How about a tale from the trenches? I was talking to a writer friend the other day. This guy's no mug. He's a Bafta winner. I mentioned a current show and asked him what he thought about it. He thought for a second and then said that whatever he said about it might be tinged with a shade of bias. He potentially had issues with the creator of that show.

Pray tell.

This Bafta winning writer had been hired on another of that creator's shows. Not the one we were discussing. He sent in his first draft, I repeat FIRST DRAFT of his first episode, to the producer and the producer promptly fired him!

The creator of the show phoned him up. He couldn't understand it. Who fires anyone on first draft?

My writer friend accepted the condolances but it was still at the back of his mind, hey he's the creator of the show, surely he must have had some input to that decision.

A couple of days later I'm chatting to my agent and mention this. My agent tells me that the show's creator [the one my friend was fired from] has walked away from it and wants nothing more to do with it.

Apparently he found out the producers were re-writing his scripts.

AhhhTV land, gotta love it.

So there you go. The power of the writer? Creator pretty much counts for spit. Writer/producer is the only way to have any power. I guess that's why the Abbots and the Jordans have gone down that route.

Hell if actors can do it why not writers?

16 comments:

English Dave said...

lol wannabe

Tell you what, here's a clue to one of the shows mentioned.
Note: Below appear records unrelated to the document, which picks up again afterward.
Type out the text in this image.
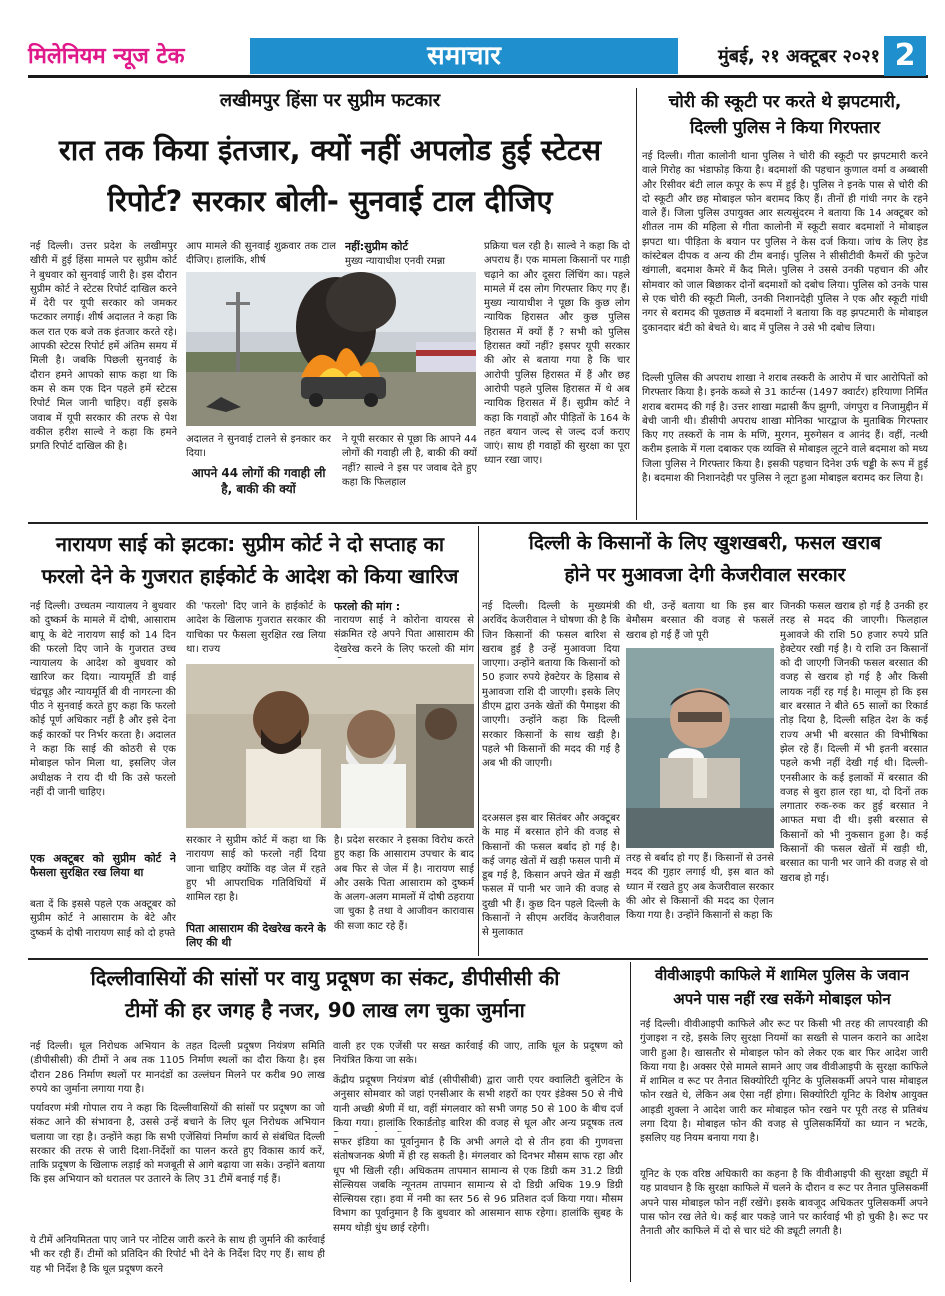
मिलेनियम न्यूज टेक	समाचार	मुंबई, २१ अक्टूबर २०२१ 2
लखीमपुर हिंसा पर सुप्रीम फटकार
रात तक किया इंतजार, क्यों नहीं अपलोड हुई स्टेटस
रिपोर्ट? सरकार बोली- सुनवाई टाल दीजिए
नई दिल्ली। उत्तर प्रदेश के लखीमपुर खीरी में हुई हिंसा मामले पर सुप्रीम कोर्ट ने बुधवार को सुनवाई जारी है। इस दौरान सुप्रीम कोर्ट ने स्टेटस रिपोर्ट दाखिल करने में देरी पर यूपी सरकार को जमकर फटकार लगाई। शीर्ष अदालत ने कहा कि कल रात एक बजे तक इंतजार करते रहे। आपकी स्टेटस रिपोर्ट हमें अंतिम समय में मिली है। जबकि पिछली सुनवाई के दौरान हमने आपको साफ कहा था कि कम से कम एक दिन पहले हमें स्टेटस रिपोर्ट मिल जानी चाहिए। वहीं इसके जवाब में यूपी सरकार की तरफ से पेश वकील हरीश साल्वे ने कहा कि हमने प्रगति रिपोर्ट दाखिल की है।
आप मामले की सुनवाई शुक्रवार तक टाल दीजिए। हालांकि, शीर्ष
नहीं:सुप्रीम कोर्ट
मुख्य न्यायाधीश एनवी रमन्ना
अदालत ने सुनवाई टालने से इनकार कर दिया।
आपने 44 लोगों की गवाही ली है, बाकी की क्यों
ने यूपी सरकार से पूछा कि आपने 44 लोगों की गवाही ली है, बाकी की क्यों नहीं? साल्वे ने इस पर जवाब देते हुए कहा कि फिलहाल
प्रक्रिया चल रही है। साल्वे ने कहा कि दो अपराध हैं। एक मामला किसानों पर गाड़ी चढ़ाने का और दूसरा लिंचिंग का। पहले मामले में दस लोग गिरफ्तार किए गए हैं। मुख्य न्यायाधीश ने पूछा कि कुछ लोग न्यायिक हिरासत और कुछ पुलिस हिरासत में क्यों हैं ? सभी को पुलिस हिरासत क्यों नहीं? इसपर यूपी सरकार की ओर से बताया गया है कि चार आरोपी पुलिस हिरासत में हैं और छह आरोपी पहले पुलिस हिरासत में थे अब न्यायिक हिरासत में हैं। सुप्रीम कोर्ट ने कहा कि गवाहों और पीड़ितों के 164 के तहत बयान जल्द से जल्द दर्ज कराए जाएं। साथ ही गवाहों की सुरक्षा का पूरा ध्यान रखा जाए।
चोरी की स्कूटी पर करते थे झपटमारी,
दिल्ली पुलिस ने किया गिरफ्तार
नई दिल्ली। गीता कालोनी थाना पुलिस ने चोरी की स्कूटी पर झपटमारी करने वाले गिरोह का भंडाफोड़ किया है। बदमाशों की पहचान कुणाल वर्मा व अब्बासी और रिसीवर बंटी लाल कपूर के रूप में हुई है। पुलिस ने इनके पास से चोरी की दो स्कूटी और छह मोबाइल फोन बरामद किए हैं। तीनों ही गांधी नगर के रहने वाले हैं। जिला पुलिस उपायुक्त आर सत्यसुंदरम ने बताया कि 14 अक्टूबर को शीतल नाम की महिला से गीता कालोनी में स्कूटी सवार बदमाशों ने मोबाइल झपटा था। पीड़िता के बयान पर पुलिस ने केस दर्ज किया। जांच के लिए हेड कांस्टेबल दीपक व अन्य की टीम बनाई। पुलिस ने सीसीटीवी कैमरों की फुटेज खंगाली, बदमाश कैमरे में कैद मिले। पुलिस ने उससे उनकी पहचान की और सोमवार को जाल बिछाकर दोनों बदमाशों को दबोच लिया। पुलिस को उनके पास से एक चोरी की स्कूटी मिली, उनकी निशानदेही पुलिस ने एक और स्कूटी गांधी नगर से बरामद की पूछताछ में बदमाशों ने बताया कि वह झपटमारी के मोबाइल दुकानदार बंटी को बेचते थे। बाद में पुलिस ने उसे भी दबोच लिया।
दिल्ली पुलिस की अपराध शाखा ने शराब तस्करी के आरोप में चार आरोपितों को गिरफ्तार किया है। इनके कब्जे से 31 कार्टन्स (1497 क्वार्टर) हरियाणा निर्मित शराब बरामद की गई है। उत्तर शाखा मद्रासी कैंप झुग्गी, जंगपुरा व निजामुद्दीन में बेची जानी थी। डीसीपी अपराध शाखा मोनिका भारद्वाज के मुताबिक गिरफ्तार किए गए तस्करों के नाम के मणि, मुरगन, मुरुगेसन व आनंद हैं। वहीं, नत्थी करीम इलाके में गला दबाकर एक व्यक्ति से मोबाइल लूटने वाले बदमाश को मध्य जिला पुलिस ने गिरफ्तार किया है। इसकी पहचान दिनेश उर्फ चड्डी के रूप में हुई है। बदमाश की निशानदेही पर पुलिस ने लूटा हुआ मोबाइल बरामद कर लिया है।
नारायण साई को झटका: सुप्रीम कोर्ट ने दो सप्ताह का
फरलो देने के गुजरात हाईकोर्ट के आदेश को किया खारिज
नई दिल्ली। उच्चतम न्यायालय ने बुधवार को दुष्कर्म के मामले में दोषी, आसाराम बापू के बेटे नारायण साईं को 14 दिन की फरलो दिए जाने के गुजरात उच्च न्यायालय के आदेश को बुधवार को खारिज कर दिया। न्यायमूर्ति डी वाई चंद्रचूड़ और न्यायमूर्ति बी वी नागरत्ना की पीठ ने सुनवाई करते हुए कहा कि फरलो कोई पूर्ण अधिकार नहीं है और इसे देना कई कारकों पर निर्भर करता है। अदालत ने कहा कि साई की कोठरी से एक मोबाइल फोन मिला था, इसलिए जेल अधीक्षक ने राय दी थी कि उसे फरलो नहीं दी जानी चाहिए।
एक अक्टूबर को सुप्रीम कोर्ट ने फैसला सुरक्षित रख लिया था
बता दें कि इससे पहले एक अक्टूबर को सुप्रीम कोर्ट ने आसाराम के बेटे और दुष्कर्म के दोषी नारायण साई को दो हफ्ते
की 'फरलो' दिए जाने के हाईकोर्ट के आदेश के खिलाफ गुजरात सरकार की याचिका पर फैसला सुरक्षित रख लिया था। राज्य
फरलो की मांग :
नारायण साई ने कोरोना वायरस से संक्रमित रहे अपने पिता आसाराम की देखरेख करने के लिए फरलो की मांग
सरकार ने सुप्रीम कोर्ट में कहा था कि नारायण साई को फरलो नहीं दिया जाना चाहिए क्योंकि वह जेल में रहते हुए भी आपराधिक गतिविधियों में शामिल रहा है।
पिता आसाराम की देखरेख करने के लिए की थी
है। प्रदेश सरकार ने इसका विरोध करते हुए कहा कि आसाराम उपचार के बाद अब फिर से जेल में है। नारायण साई और उसके पिता आसाराम को दुष्कर्म के अलग-अलग मामलों में दोषी ठहराया जा चुका है तथा वे आजीवन कारावास की सजा काट रहे हैं।
दिल्ली के किसानों के लिए खुशखबरी, फसल खराब
होने पर मुआवजा देगी केजरीवाल सरकार
नई दिल्ली। दिल्ली के मुख्यमंत्री अरविंद केजरीवाल ने घोषणा की है कि जिन किसानों की फसल बारिश से खराब हुई है उन्हें मुआवजा दिया जाएगा। उन्होंने बताया कि किसानों को 50 हजार रुपये हेक्टेयर के हिसाब से मुआवजा राशि दी जाएगी। इसके लिए डीएम द्वारा उनके खेतों की पैमाइश की जाएगी। उन्होंने कहा कि दिल्ली सरकार किसानों के साथ खड़ी है। पहले भी किसानों की मदद की गई है अब भी की जाएगी।
दरअसल इस बार सितंबर और अक्टूबर के माह में बरसात होने की वजह से किसानों की फसल बर्बाद हो गई है। कई जगह खेतों में खड़ी फसल पानी में डूब गई है, किसान अपने खेत में खड़ी फसल में पानी भर जाने की वजह से दुखी भी हैं। कुछ दिन पहले दिल्ली के किसानों ने सीएम अरविंद केजरीवाल से मुलाकात
की थी, उन्हें बताया था कि इस बार बेमौसम बरसात की वजह से फसलें खराब हो गई हैं जो पूरी
तरह से बर्बाद हो गए हैं। किसानों से उनसे मदद की गुहार लगाई थी, इस बात को ध्यान में रखते हुए अब केजरीवाल सरकार की ओर से किसानों की मदद का ऐलान किया गया है। उन्होंने किसानों से कहा कि
जिनकी फसल खराब हो गई है उनकी हर तरह से मदद की जाएगी। फिलहाल मुआवजे की राशि 50 हजार रुपये प्रति हेक्टेयर रखी गई है। ये राशि उन किसानों को दी जाएगी जिनकी फसल बरसात की वजह से खराब हो गई है और किसी लायक नहीं रह गई है। मालूम हो कि इस बार बरसात ने बीते 65 सालों का रिकार्ड तोड़ दिया है, दिल्ली सहित देश के कई राज्य अभी भी बरसात की विभीषिका झेल रहे हैं। दिल्ली में भी इतनी बरसात पहले कभी नहीं देखी गई थी। दिल्ली-एनसीआर के कई इलाकों में बरसात की वजह से बुरा हाल रहा था, दो दिनों तक लगातार रुक-रुक कर हुई बरसात ने आफत मचा दी थी। इसी बरसात से किसानों को भी नुकसान हुआ है। कई किसानों की फसल खेतों में खड़ी थी, बरसात का पानी भर जाने की वजह से वो खराब हो गई।
दिल्लीवासियों की सांसों पर वायु प्रदूषण का संकट, डीपीसीसी की
टीमों की हर जगह है नजर, 90 लाख लग चुका जुर्माना
नई दिल्ली। धूल निरोधक अभियान के तहत दिल्ली प्रदूषण नियंत्रण समिति (डीपीसीसी) की टीमों ने अब तक 1105 निर्माण स्थलों का दौरा किया है। इस दौरान 286 निर्माण स्थलों पर मानदंडों का उल्लंघन मिलने पर करीब 90 लाख रुपये का जुर्माना लगाया गया है।
पर्यावरण मंत्री गोपाल राय ने कहा कि दिल्लीवासियों की सांसों पर प्रदूषण का जो संकट आने की संभावना है, उससे उन्हें बचाने के लिए धूल निरोधक अभियान चलाया जा रहा है। उन्होंने कहा कि सभी एजेंसियां निर्माण कार्य से संबंधित दिल्ली सरकार की तरफ से जारी दिशा-निर्देशों का पालन करते हुए विकास कार्य करें, ताकि प्रदूषण के खिलाफ लड़ाई को मजबूती से आगे बढ़ाया जा सके। उन्होंने बताया कि इस अभियान को धरातल पर उतारने के लिए 31 टीमें बनाई गई हैं।
ये टीमें अनियमितता पाए जाने पर नोटिस जारी करने के साथ ही जुर्माने की कार्रवाई भी कर रही हैं। टीमों को प्रतिदिन की रिपोर्ट भी देने के निर्देश दिए गए हैं। साथ ही यह भी निर्देश है कि धूल प्रदूषण करने
वाली हर एक एजेंसी पर सख्त कार्रवाई की जाए, ताकि धूल के प्रदूषण को नियंत्रित किया जा सके।
केंद्रीय प्रदूषण नियंत्रण बोर्ड (सीपीसीबी) द्वारा जारी एयर क्वालिटी बुलेटिन के अनुसार सोमवार को जहां एनसीआर के सभी शहरों का एयर इंडेक्स 50 से नीचे यानी अच्छी श्रेणी में था, वहीं मंगलवार को सभी जगह 50 से 100 के बीच दर्ज किया गया। हालांकि रिकार्डतोड़ बारिश की वजह से धूल और अन्य प्रदूषक तत्व
सफर इंडिया का पूर्वानुमान है कि अभी अगले दो से तीन हवा की गुणवत्ता संतोषजनक श्रेणी में ही रह सकती है। मंगलवार को दिनभर मौसम साफ रहा और धूप भी खिली रही। अधिकतम तापमान सामान्य से एक डिग्री कम 31.2 डिग्री सेल्सियस जबकि न्यूनतम तापमान सामान्य से दो डिग्री अधिक 19.9 डिग्री सेल्सियस रहा। हवा में नमी का स्तर 56 से 96 प्रतिशत दर्ज किया गया। मौसम विभाग का पूर्वानुमान है कि बुधवार को आसमान साफ रहेगा। हालांकि सुबह के समय थोड़ी धुंध छाई रहेगी।
वीवीआइपी काफिले में शामिल पुलिस के जवान
अपने पास नहीं रख सकेंगे मोबाइल फोन
नई दिल्ली। वीवीआइपी काफिले और रूट पर किसी भी तरह की लापरवाही की गुंजाइश न रहे, इसके लिए सुरक्षा नियमों का सख्ती से पालन कराने का आदेश जारी हुआ है। खासतौर से मोबाइल फोन को लेकर एक बार फिर आदेश जारी किया गया है। अक्सर ऐसे मामले सामने आए जब वीवीआइपी के सुरक्षा काफिले में शामिल व रूट पर तैनात सिक्योरिटी यूनिट के पुलिसकर्मी अपने पास मोबाइल फोन रखते थे, लेकिन अब ऐसा नहीं होगा। सिक्योरिटी यूनिट के विशेष आयुक्त आइडी शुक्ला ने आदेश जारी कर मोबाइल फोन रखने पर पूरी तरह से प्रतिबंध लगा दिया है। मोबाइल फोन की वजह से पुलिसकर्मियों का ध्यान न भटके, इसलिए यह नियम बनाया गया है।
यूनिट के एक वरिष्ठ अधिकारी का कहना है कि वीवीआइपी की सुरक्षा ड्यूटी में यह प्रावधान है कि सुरक्षा काफिले में चलने के दौरान व रूट पर तैनात पुलिसकर्मी अपने पास मोबाइल फोन नहीं रखेंगे। इसके बावजूद अधिकतर पुलिसकर्मी अपने पास फोन रख लेते थे। कई बार पकड़े जाने पर कार्रवाई भी हो चुकी है। रूट पर तैनाती और काफिले में दो से चार घंटे की ड्यूटी लगती है।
''Hell if actors can do it why not writers?''

I can say no more. lol

wcdixon said...

I've never heard of such rubbish...producers rewriting...

;) ...lol

But your telling still confuses me a little - did your friend get fired by the producers, and creator never saw script? Or did the producers rewrite your friend and it was that rewrite that got 'him' fired?

English Dave said...

Will, it was the producers who fired him, after receiving the first draft. I'm pretty sure the creator never even saw the script. It was delivered and BOOM. No notes, no second draft, just BOOM.

It seems the creator knew nothing about it until the producers told him. I'm guessing the last straw for the creator was when he found out his own scripts were being re-written without his knowledge and consent.

The basic PACT agreement says that if any re-writes or revisions are required they should always be offered first to the original writer unless in exceptional circumstances of time restraint.

The funny thing is, I saw an interview with one of the producers some time ago when he was saying how writing was everything and how much respect he had for writers. lol

William Gallagher said...

I don't get the clue so perhaps I'm wildly wrong here, but everything else you say makes me zoom straight down to one word: Goldplated.

Am I right? Er, can you say even if I am?

William

English Dave said...

I can't say if you are right William but I can say if you are wrong. Wrong. lol

As an aside, the script editor for Goldplated is a good pal. She would quite possibly kick a producer in the nuts if they didn't give the writer a fair shake.

William Gallagher said...

Ah, I was so sure.

So a male, solo show creator - but not producer - who has a current UK series has walked from another of his shows. And there's this hint about actors being involved in producing one or other of the shows.

How about just ticking a couple more boxes? Such as confirming that if the shows are drama and UK? And when you say current, saying whether it or they are airing now?

I have spent a shocking amount of time pondering this, getting no work done at all. Fantastic!

William

English Dave said...

As David Frost would say all the clues are there. lol

I really can't say any more much as I'd like to. It's a very small world so unless my friend wants me to name and shame the culprit I better keep schtum.

William Gallagher said...

Quite: it was an unfair of me to press. But I knew this and pressed anyway, I am a bad person.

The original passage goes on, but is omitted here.